Speaker Selection and Stats

CodeMash 2016 Speaker Selection

We’ve just announced the selected speakers and sessions for CodeMash 2016! As it is every year, it was a huge challenge to pick so few sessions from such a deep, and rich pile of submissions. The content team (which is firewalled from the rest of the committee) did a great job, and now they can rest on their laurels.

Rob, on the board of CodeMash, and leader of the content team, sent us some notes on the selection process. If you want to see the speakers/topics, check out the menu items: Accepted Session List, Speakers, and Schedule (which is not a real schedule yet. That will be done in December).

It seems that each time we dive into the morass of selecting speakers and sessions for CodeMash, things are in some way unique. This year, the sheer quantity of submissions frankly blew us away. One thousand, one hundred, and seventy-six abstracts, to fill a total of 235 session slots.

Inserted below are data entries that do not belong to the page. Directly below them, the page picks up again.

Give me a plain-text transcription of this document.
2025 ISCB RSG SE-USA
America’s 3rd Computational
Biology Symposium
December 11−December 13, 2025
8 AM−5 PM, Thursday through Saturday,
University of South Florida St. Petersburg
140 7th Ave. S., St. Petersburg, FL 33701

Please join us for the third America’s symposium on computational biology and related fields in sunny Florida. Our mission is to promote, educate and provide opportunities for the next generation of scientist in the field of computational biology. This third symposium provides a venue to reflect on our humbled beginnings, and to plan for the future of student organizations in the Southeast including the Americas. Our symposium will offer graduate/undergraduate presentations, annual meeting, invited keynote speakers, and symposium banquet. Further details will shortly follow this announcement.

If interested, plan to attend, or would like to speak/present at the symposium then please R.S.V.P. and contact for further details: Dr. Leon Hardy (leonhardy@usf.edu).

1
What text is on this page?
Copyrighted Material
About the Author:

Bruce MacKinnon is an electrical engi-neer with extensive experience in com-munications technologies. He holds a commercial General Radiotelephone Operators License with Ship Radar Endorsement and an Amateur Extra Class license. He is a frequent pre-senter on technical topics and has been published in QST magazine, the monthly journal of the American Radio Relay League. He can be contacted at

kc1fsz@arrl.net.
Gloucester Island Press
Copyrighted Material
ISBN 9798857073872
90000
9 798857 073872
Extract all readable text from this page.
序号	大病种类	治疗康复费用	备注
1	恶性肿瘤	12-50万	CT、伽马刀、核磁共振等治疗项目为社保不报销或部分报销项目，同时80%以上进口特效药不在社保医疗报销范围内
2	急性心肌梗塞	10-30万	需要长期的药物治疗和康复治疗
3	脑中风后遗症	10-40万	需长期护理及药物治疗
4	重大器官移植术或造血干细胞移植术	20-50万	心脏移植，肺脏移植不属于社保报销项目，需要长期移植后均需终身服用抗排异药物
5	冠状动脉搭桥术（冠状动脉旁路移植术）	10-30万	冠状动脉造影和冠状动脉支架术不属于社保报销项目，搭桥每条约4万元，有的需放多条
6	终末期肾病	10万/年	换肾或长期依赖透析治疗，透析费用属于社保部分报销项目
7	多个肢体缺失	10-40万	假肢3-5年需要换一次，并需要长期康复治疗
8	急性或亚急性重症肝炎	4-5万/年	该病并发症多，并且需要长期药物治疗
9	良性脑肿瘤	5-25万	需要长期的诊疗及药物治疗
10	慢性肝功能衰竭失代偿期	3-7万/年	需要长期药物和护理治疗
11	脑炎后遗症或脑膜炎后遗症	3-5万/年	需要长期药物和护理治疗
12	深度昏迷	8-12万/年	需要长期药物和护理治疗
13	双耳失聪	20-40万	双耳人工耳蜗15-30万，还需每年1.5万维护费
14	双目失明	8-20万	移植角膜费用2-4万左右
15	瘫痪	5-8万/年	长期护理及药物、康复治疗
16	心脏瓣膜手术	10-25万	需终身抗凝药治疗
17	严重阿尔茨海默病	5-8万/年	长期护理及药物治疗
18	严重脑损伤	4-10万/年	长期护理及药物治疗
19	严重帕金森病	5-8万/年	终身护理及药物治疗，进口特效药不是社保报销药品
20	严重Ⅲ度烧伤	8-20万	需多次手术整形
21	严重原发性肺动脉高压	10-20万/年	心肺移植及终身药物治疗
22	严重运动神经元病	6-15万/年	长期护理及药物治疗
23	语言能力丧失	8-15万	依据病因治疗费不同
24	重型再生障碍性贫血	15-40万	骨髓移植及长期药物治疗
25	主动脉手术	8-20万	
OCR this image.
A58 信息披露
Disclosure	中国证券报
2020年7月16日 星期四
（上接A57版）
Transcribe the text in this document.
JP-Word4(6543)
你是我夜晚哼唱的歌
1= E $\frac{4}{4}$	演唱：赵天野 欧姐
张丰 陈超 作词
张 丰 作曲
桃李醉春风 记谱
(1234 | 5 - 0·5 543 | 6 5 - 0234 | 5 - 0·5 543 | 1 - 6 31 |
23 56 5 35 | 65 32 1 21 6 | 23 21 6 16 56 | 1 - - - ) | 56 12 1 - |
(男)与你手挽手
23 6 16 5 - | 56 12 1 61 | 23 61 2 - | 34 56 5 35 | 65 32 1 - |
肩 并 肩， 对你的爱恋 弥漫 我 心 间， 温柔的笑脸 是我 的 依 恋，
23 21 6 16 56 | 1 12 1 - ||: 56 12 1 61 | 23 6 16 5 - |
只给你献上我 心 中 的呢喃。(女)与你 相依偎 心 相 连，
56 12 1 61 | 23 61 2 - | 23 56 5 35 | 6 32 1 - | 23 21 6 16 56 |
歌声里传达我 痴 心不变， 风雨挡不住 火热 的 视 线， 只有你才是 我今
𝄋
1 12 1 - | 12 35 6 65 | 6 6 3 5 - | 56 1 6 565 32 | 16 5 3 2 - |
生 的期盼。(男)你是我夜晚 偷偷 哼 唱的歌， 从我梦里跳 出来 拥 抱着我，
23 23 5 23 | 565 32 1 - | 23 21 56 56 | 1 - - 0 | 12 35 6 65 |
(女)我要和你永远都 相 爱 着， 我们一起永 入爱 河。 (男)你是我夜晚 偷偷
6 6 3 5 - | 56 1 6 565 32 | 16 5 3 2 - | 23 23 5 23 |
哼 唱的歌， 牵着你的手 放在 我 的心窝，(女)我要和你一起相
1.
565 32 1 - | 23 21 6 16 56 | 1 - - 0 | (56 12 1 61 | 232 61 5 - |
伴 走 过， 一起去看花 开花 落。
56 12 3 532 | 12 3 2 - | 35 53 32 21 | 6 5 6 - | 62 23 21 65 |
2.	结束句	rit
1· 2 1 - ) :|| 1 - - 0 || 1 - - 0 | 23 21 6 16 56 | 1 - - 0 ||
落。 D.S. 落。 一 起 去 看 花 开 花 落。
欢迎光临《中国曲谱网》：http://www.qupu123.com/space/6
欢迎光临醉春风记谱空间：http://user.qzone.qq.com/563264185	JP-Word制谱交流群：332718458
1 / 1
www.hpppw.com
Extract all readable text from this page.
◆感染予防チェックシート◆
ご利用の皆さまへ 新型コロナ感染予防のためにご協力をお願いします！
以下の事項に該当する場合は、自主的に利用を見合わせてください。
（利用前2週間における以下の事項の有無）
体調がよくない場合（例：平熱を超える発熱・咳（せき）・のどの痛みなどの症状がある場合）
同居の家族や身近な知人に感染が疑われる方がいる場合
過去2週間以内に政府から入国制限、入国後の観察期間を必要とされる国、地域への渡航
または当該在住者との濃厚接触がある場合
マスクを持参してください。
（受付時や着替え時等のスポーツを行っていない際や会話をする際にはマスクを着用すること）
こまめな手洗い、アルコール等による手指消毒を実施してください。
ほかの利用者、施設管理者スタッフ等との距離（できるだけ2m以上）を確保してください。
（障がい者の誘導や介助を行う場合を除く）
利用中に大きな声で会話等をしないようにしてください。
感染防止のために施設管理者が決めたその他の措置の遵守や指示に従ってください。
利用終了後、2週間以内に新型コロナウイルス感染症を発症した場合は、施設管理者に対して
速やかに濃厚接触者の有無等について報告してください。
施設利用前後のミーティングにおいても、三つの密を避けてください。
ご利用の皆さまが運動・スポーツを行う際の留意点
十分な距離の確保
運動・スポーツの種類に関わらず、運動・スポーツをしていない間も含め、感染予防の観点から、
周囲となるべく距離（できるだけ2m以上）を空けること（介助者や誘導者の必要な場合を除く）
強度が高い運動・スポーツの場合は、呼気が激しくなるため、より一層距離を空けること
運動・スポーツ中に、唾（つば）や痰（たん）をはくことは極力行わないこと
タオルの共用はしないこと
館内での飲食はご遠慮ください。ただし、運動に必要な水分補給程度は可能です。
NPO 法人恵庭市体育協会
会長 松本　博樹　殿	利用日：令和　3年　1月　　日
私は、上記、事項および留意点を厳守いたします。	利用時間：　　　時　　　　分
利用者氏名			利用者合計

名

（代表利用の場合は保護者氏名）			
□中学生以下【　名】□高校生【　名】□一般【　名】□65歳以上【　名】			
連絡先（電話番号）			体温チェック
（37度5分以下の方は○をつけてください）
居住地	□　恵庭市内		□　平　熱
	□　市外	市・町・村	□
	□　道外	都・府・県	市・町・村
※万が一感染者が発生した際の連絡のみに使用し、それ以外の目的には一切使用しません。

This represents an increase from last year of over 250 submissions.

 

What is slightly humorous is that during the first 2/3rds of the call this year, I was quite concerned about the submission rate as it was far lower than I was hoping for.  To make the point, the following is a plot of the total submissions by day.

submissiontrend

 

As you can see, the last few days saw a significant uptick (meaning many of you are procrastinators). In many ways this doesn’t matter, as we don’t start reviewing the abstracts until the call closes. The volume, however, does mean that the content team (our group of volunteer reviewers) each had a significantly larger number of sessions to work through during the first two weeks of September. I’d like to thank each one of them for their work and, if you enjoy the sessions at CodeMash this year, please make a point of thanking them for their efforts.

 

Now, to the numbers that matter… Not long after the CFP closed, someone was joking on Twitter that getting accepted to speak at CodeMash was harder than getting into Harvard. Well, it isn’t. For those who care, Harvard’s acceptance rate is 5.9% (yes, I looked it up).

 

Our acceptance rate this year was right about 20%. One out of every five sessions submitted made it through.

 

What might be more interesting is our speaker numbers. 43% of the speakers that applied had at least one of their sessions accepted (213 out of 488 speakers). This year, we made a concerted effort to have a large number of speakers while still maintaining good content. As such, we have a reduction in the number of sessions delivered by the average speaker. In fact, 160 of our speakers only have a single session.

 

Another interesting statistic that we monitor is the “new speaker” percentage. This doesn’t mean that the individual is actually a new speaker, but that they haven’t spoken at CodeMash for the last two years. For reference, last year, our new speaker percentage was around 36%. This year, our new speaker percentage is 64%. This could come as a double-edged sword. Sometimes, a high percentage of unknown speakers could introduce uncertainty regarding the quality of the content. Alternatively (and this is the case I believe we are in this year), it can be an indication that we are broadening our scope and bringing in new and varied experts. I am excited about the breadth of speakers this year.

 

Finally, we are always asked about gender and race diversity questions. We do not solicit diversity information during our CFP, but we did go through and review last year’s data as well as the selections for this year and were able to glean gender information based on names, photos, and the provided bios (no race information is available). This year, 13.3% of our speakers are female. This is up from 10.7% last year. We do not choose speakers based on gender or race, but rather on their technical competence. We review the diversity data after the selections have been made and, while things can always improved, I’m pleased with the direction.

 

I am incredibly proud of the work of the content committee think this will be one of the best conferences yet.